Выбрать главу

Два наших черта знали, что все не так просто. Знали, что все это мираж – глупая человечина. Самообман и иллюзия. В Аду работали оба, и там, честно говоря, тоже приходилось несладко. Конечно, потеплее, чем на остановке 59-го троллейбуса, но так потеплее, что вспоминать об этом особенно не хотелось.

Рай, разумеется, тоже был. Но о нем не хотелось тоже.

Семен Семенович, например, отработал на производстве у котла и вертела без малого 224 года: без выходных и праздников, обедов и ужинов, без всяких там льгот и премиальных с авансами. Без надежд на пенсию с повышением. Словом, без всяких иллюзий. И вот вдруг получил внезапно командировку на остановку 59-го троллейбуса, только благодаря… неизвестно чему.

Он сидел испуганный, лысый, маленький, и все время вздрагивал и елозил – боялся, бедняга, что «там», внизу, разберутся и опять его заберут…

Иван Иванович был отвратительно молод и гнусно самонадеян. Он появился на остановке не по жалкому командировочному листку, как бедняга Семен Семенович, а был тут в отпуске – на выходные. То есть совершенно за здорово живешь.

Иван Иванович был в отутюженной атласной рубашке, стоявшей колом у ворота, и модно потертой кожанке с молниями наперерез. Он сидел, попирая левым коленом беднягу командировочного.

То был бабник и негодяй. Но с протекцией. Бутылочные глаза мерзавца отражали лимонные фонари. Из нагрудного кармана торчал уголок именного магнитного пропуска в райский сад. В саду у Ивана Ивановича, без сомнения, кто-то был. Может быть, мать или старая тетушка. Может, невеста. Точно так же и здесь, на земле, у Ивана Ивановича еще оставались кое-какие связи: тоже какие-нибудь самоотверженные пожилые женщины, подававшие за него апелляции в небесную канцелярию. В Аду Иван Иванович работал не так давно, от силы годиков пять, на очень хорошей доходной должности. Проверял на входе списки осужденных и время от времени с аппетитом работал кирзовыми сапогами, кулаками, шокером и дубинкой.

У Семена Семеновича не было нигде никого. За все без малого 224 года работы с котлом и вертелом с ним не было такого случая, чтобы кто-то за него заступился, подал прошение или помянул добрым словом, что тоже важно. Его даже лихом не поминали. О нем все забыли, и сам он давно забыл те грехи, за которые вместо котла, как все нормальные люди, угодил в котловары.

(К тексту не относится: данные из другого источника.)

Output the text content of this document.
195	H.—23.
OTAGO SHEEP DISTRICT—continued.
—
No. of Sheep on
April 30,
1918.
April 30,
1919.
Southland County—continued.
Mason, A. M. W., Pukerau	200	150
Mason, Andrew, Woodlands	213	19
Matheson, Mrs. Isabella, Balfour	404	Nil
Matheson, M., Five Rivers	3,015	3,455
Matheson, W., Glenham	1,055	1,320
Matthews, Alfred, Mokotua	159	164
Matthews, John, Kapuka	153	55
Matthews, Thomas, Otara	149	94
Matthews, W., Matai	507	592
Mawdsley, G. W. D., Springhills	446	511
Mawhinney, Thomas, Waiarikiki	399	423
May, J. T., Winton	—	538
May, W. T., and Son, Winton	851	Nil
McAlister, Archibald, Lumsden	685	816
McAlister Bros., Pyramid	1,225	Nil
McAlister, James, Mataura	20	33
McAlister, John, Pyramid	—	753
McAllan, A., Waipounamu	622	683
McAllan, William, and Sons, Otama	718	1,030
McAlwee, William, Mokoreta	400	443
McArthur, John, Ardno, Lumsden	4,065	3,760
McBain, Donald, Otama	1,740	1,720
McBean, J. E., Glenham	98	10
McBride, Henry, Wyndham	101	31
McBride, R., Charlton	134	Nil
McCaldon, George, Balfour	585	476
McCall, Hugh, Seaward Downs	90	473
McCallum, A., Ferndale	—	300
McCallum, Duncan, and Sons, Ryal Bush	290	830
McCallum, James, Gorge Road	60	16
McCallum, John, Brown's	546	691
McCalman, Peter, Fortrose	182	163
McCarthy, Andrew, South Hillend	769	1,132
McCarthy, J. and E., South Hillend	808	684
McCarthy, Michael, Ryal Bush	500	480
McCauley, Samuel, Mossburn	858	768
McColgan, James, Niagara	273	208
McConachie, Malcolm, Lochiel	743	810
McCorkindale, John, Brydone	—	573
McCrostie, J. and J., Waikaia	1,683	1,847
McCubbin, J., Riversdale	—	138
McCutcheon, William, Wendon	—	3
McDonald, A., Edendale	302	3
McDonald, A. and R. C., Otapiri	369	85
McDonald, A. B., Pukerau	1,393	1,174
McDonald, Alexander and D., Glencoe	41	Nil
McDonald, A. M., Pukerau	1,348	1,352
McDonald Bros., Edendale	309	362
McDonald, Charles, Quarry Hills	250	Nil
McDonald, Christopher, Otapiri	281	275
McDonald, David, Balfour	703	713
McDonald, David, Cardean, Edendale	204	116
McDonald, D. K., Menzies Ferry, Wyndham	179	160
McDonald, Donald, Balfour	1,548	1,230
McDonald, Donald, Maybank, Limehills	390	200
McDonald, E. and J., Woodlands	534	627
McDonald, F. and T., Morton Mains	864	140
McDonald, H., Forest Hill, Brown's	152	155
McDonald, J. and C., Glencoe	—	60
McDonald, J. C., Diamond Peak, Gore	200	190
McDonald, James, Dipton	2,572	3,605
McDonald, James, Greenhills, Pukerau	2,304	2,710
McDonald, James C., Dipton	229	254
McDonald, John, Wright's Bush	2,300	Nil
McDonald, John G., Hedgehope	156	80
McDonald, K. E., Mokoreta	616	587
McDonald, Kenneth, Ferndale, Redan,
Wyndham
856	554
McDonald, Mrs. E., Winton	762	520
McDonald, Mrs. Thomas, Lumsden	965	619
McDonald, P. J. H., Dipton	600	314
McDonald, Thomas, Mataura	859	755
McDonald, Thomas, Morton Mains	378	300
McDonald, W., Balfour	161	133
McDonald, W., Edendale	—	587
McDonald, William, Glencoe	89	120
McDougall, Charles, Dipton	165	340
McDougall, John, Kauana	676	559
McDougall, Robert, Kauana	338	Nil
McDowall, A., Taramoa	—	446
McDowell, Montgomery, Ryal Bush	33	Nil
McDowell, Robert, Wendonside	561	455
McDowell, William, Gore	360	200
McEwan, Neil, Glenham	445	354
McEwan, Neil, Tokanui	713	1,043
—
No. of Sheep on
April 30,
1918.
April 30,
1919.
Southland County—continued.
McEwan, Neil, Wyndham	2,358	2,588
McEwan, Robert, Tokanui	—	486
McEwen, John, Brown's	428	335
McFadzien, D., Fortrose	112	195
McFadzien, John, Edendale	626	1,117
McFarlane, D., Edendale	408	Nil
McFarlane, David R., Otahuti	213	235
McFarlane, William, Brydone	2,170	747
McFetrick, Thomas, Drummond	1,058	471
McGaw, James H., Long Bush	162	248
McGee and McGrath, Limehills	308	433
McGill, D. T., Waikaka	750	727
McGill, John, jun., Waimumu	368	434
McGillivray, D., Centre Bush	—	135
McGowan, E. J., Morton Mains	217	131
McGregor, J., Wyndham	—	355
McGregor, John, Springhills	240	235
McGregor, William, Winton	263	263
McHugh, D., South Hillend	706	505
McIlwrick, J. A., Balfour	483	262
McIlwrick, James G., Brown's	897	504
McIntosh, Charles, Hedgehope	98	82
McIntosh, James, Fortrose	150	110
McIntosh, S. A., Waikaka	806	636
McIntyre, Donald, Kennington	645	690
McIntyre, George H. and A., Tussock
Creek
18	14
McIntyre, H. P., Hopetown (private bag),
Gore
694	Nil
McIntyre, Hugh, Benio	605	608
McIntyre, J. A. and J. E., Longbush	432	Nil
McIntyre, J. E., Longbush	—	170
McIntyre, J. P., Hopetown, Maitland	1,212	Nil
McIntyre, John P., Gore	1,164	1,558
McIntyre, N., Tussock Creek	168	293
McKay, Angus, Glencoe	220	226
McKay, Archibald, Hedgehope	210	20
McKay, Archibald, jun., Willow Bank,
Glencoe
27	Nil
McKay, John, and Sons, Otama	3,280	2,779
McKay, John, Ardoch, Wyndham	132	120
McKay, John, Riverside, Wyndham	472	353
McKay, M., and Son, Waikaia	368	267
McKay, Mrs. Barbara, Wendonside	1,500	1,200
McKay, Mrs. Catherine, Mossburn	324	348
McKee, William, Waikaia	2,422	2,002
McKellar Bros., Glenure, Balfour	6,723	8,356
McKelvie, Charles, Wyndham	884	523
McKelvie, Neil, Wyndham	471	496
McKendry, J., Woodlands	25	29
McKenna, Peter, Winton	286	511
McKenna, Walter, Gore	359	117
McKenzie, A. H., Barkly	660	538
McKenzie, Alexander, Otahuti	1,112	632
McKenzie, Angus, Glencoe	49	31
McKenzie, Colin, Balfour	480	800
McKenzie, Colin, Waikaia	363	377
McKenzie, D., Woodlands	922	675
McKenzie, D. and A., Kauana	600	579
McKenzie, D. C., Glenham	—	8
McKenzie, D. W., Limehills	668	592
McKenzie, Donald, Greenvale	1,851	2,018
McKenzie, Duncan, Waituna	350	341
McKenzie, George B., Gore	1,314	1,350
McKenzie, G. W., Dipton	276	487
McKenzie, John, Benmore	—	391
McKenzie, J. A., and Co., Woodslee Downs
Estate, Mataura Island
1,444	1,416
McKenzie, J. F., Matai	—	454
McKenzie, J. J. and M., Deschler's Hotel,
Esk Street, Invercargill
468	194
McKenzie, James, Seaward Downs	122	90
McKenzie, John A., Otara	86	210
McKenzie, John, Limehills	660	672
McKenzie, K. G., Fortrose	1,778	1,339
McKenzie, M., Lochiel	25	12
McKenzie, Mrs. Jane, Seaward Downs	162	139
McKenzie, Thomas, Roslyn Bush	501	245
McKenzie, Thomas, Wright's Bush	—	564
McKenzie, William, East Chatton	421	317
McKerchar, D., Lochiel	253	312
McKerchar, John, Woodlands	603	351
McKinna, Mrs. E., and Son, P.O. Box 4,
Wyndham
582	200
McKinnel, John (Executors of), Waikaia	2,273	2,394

И вот они сидели так, два этих совершенно разных человека, то есть, извините, черта, на этой троллейбусной остановке, с этой стороны «М.Видео», образовывая собой довольно негармоничную пару, но кто ищет на троллейбусных остановках гармонии – тот ищет даром: не того и не там.

Они сидели так, найдя в разговоре точки соприкосновения в общем недовольстве жизнью, а между тем судьба уже влачила к ним по жидкому октябрьскому асфальту Олега Николаевича Пташкина. Совершенно счастливого человека.

Олег Николаевич не был лыс и не был дурак. Работа у него была как у всех – дрянь-работа, зарплата как у всех – дрянь-зарплата, погода как у всех – дрянь-погода…

И тем не менее он был счастлив. Согласитесь, такие люди раздражают безмерно. Само существование их меж нас вызывает озноб и колики. От их оптимизма просто зеленеет в глазах. Такое ощущение, что они все это нарочно. Просто из зависти так говорят. Чтобы всем вокруг сделалось окончательно тошно.

Спросишь его:

– Как дела?

А он говорит:

– Отлично!

Скажешь:

– А цены как поднялись – скоро хлеба будет не купить!

А он говорит:

– Не замечал.

Скажешь:

– А погода какая пакость!

А он:

– Сегодня теплее.

Скажешь:

– Холодрыга!

А он:

– Морозец!

Скажешь:

– Какое пекло!

А он:

– Ага, красота…

В общем, всему, что ни скажешь, он поперек. Что с ним ни делай, о чем ни спроси – все у него хорошо, и точка. Хоть утопись.

И вот ехал этот счастливый Олег Николаевич в 59-м троллейбусе, и было ему выходить там, где сидели наши два черта, Семен Семенович и Иван Иванович. Один командировочный, а другой с лампасами.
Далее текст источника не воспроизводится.